Closed nishihatapalmer closed 1 year ago
Also, have defined some test constants which were hard-coded before to control how much testing is done for quick and full tests. Makes it much easier to adjust the test load as more tests are added.
Have run the new test -all under valgrind. No memory allocation or invalid read/writes in the test code. Plenty in some of the algorithms though.
A common issue is reading one char before the start of the text, particularly for algorithms with q-grams.
Might be worth extending the pattern at start test to have some room before the text buffer where I can put patterns that should not be accessed. This would be more reliable than just copying 1..m-1 bytes, although that does detect some failures. This would then mirror the pattern past end test.
Found another problem copying data over part of the text in the fixed string tests - forgot to update commit message, so that is wrong.
Was copying data past end of text at position m instead of position n.
OK, still a few issues I can see. Setting as draft until I nail them all.

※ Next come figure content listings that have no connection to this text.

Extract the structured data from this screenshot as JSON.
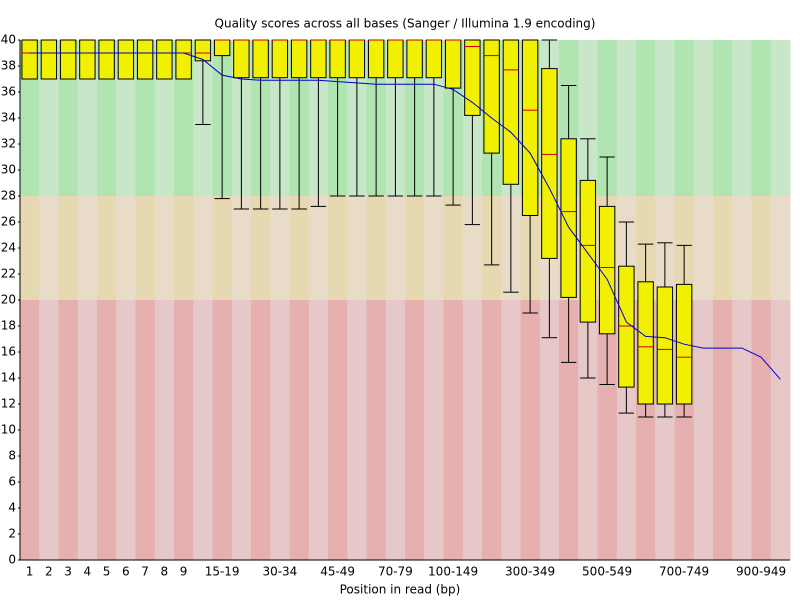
{
  "chart_data": {
    "type": "box",
    "title": "Quality scores across all bases (Sanger / Illumina 1.9 encoding)",
    "x_label": "Position in read (bp)",
    "categories": [
      "1",
      "2",
      "3",
      "4",
      "5",
      "6",
      "7",
      "8",
      "9",
      null,
      "15-19",
      null,
      null,
      "30-34",
      null,
      null,
      "45-49",
      null,
      null,
      "70-79",
      null,
      null,
      "100-149",
      null,
      null,
      null,
      "300-349",
      null,
      null,
      null,
      "500-549",
      null,
      null,
      null,
      "700-749",
      null,
      null,
      null,
      "900-949",
      null
    ],
    "whislo": [
      37,
      37,
      37,
      37,
      37,
      37,
      37,
      37,
      37,
      33.5,
      27.8,
      27,
      27,
      27,
      27,
      27.2,
      28,
      28,
      28,
      28,
      28,
      28,
      27.3,
      25.8,
      22.7,
      20.6,
      19,
      17.1,
      15.2,
      14,
      13.5,
      11.3,
      11,
      11,
      11,
      null,
      null,
      null,
      null,
      null
    ],
    "q1": [
      37,
      37,
      37,
      37,
      37,
      37,
      37,
      37,
      37,
      38.4,
      38.8,
      37.1,
      37.1,
      37.1,
      37.1,
      37.1,
      37.1,
      37.1,
      37.1,
      37.1,
      37.1,
      37.1,
      36.3,
      34.2,
      31.3,
      28.9,
      26.5,
      23.2,
      20.2,
      18.3,
      17.4,
      13.3,
      12,
      12,
      12,
      null,
      null,
      null,
      null,
      null
    ],
    "median": [
      39,
      39,
      39,
      39,
      39,
      39,
      39,
      39,
      39,
      39,
      40,
      40,
      40,
      40,
      40,
      40,
      40,
      40,
      40,
      40,
      40,
      40,
      40,
      39.5,
      38.8,
      37.7,
      34.6,
      31.2,
      26.8,
      24.2,
      22.5,
      18,
      16.4,
      16.2,
      15.6,
      null,
      null,
      null,
      null,
      null
    ],
    "q3": [
      40,
      40,
      40,
      40,
      40,
      40,
      40,
      40,
      40,
      40,
      40,
      40,
      40,
      40,
      40,
      40,
      40,
      40,
      40,
      40,
      40,
      40,
      40,
      40,
      40,
      40,
      40,
      37.8,
      32.4,
      29.2,
      27.2,
      22.6,
      21.4,
      21,
      21.2,
      null,
      null,
      null,
      null,
      null
    ],
    "whishi": [
      40,
      40,
      40,
      40,
      40,
      40,
      40,
      40,
      40,
      40,
      40,
      40,
      40,
      40,
      40,
      40,
      40,
      40,
      40,
      40,
      40,
      40,
      40,
      40,
      40,
      40,
      40,
      40,
      36.5,
      32.4,
      31,
      26,
      24.3,
      24.4,
      24.2,
      null,
      null,
      null,
      null,
      null
    ],
    "mean": [
      39,
      39,
      39,
      39,
      39,
      39,
      39,
      39,
      39,
      38.5,
      37.3,
      37,
      36.9,
      36.9,
      36.9,
      36.9,
      36.8,
      36.7,
      36.6,
      36.6,
      36.6,
      36.6,
      36.2,
      35.2,
      34,
      32.9,
      31.3,
      28.6,
      25.6,
      23.6,
      21.6,
      18.3,
      17.2,
      17.1,
      16.6,
      16.3,
      16.3,
      16.3,
      15.6,
      13.9
    ],
    "box_color": "#f0f000",
    "median_color": "#d00000",
    "mean_color": "#0000c8",
    "zones": [
      {
        "from": 28,
        "to": 40,
        "colors": [
          "#b0e4b0",
          "#c8e6c8"
        ]
      },
      {
        "from": 20,
        "to": 28,
        "colors": [
          "#e6d8b0",
          "#e8dcc8"
        ]
      },
      {
        "from": 0,
        "to": 20,
        "colors": [
          "#e6b0b0",
          "#e6c8c8"
        ]
      }
    ],
    "ylim": [
      0,
      40
    ],
    "yticks": [
      0,
      2,
      4,
      6,
      8,
      10,
      12,
      14,
      16,
      18,
      20,
      22,
      24,
      26,
      28,
      30,
      32,
      34,
      36,
      38,
      40
    ]
  }
}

Definitely something odd going on. I get the occasional seg fault running smart test -all -q -rs 1671026029
.
When I get the seg fault, the tests are not repeating randomly the same way they do with a random seed set. Something is getting corrupted it seems. When all is well, setting a random seed with the same parameters guarantees the same tests are being run.
Also interesting that two runs that crashed have almost identical test results to each other. Only one result for ASKIP is slightly different, all others are the same. But they are completely different to the runs without a crash.
So without a crash we get deterministic tests. With a crash we get kind of deterministic tests compared to each other, but not to the without a crash tests.
So I managed to get my system to actually record core dumps (was configured with a max size of 0!), and look at what was going on when it crashed.
The actual seg fault is in the FS-W2 algorithm. The S2 parameter gets hopelessly negative and seg faults trying to access the text at a bad position. So the test code itself is not seg faulting, we just have a buggy algorithm.
That doesn't explain why the test runs (which should be randomized deterministically from the same seed) vary sometimes. These are two different problems it seems.
When it doesn't crash, it's using a different set of tests. When the results vary, it just accidentally managed to trigger a seg fault in the FS-W2 algorithm due to the perfectly valid parameters it was passed.
So we have two issues:
1) Seg fault in FS-W2 algorithm. 2) Randomised tests are not always deterministically repeated with the same seed.
I have seen seg faults in these algorithms before in fact due to their parameters going wildly out and accessing text at bad positions. So I'm fairly convinced that is an algo bug.
Some more data points:
1) I have failed to reproduce the seg fault in the FS-W2 algorithm with the random seed directly. It only manifests when I run -all the tests, so the preceding algorithms run too. This indicates it is getting a different pattern/text/length to what the random seed would indicate.
2) The random seed variable has not been corrupted. It has the correct value in the core dump.
It's actually quite easy to crash FS-W2, the specific random seed doesn't matter.
The test it fails on is the new partial_pattern_at_start_test, which puts a partial copy of a real pattern (minus the first char) at the start of the text, to see if we can trick the algorithm into reading too far back.
No algorithms seg fault now. Well, none have for a while.
Many algorithms still have bugs in them, but at least all the tests complete and they are deterministic.
What do you mean by deterministic? Is there a seed?
Some algorithms read memory that they shouldn't. If the text and pattern buffers are not initialized to zero, they exhibit different behavior even though they have the same random seed, as they are uninitialized values.
Previously, I would only copy the pattern or text data that was required for a particular test, so there could be bits of those buffers at the end with uninitialized values.
OK. I swear that's the last change I'll make, it's fine to merge.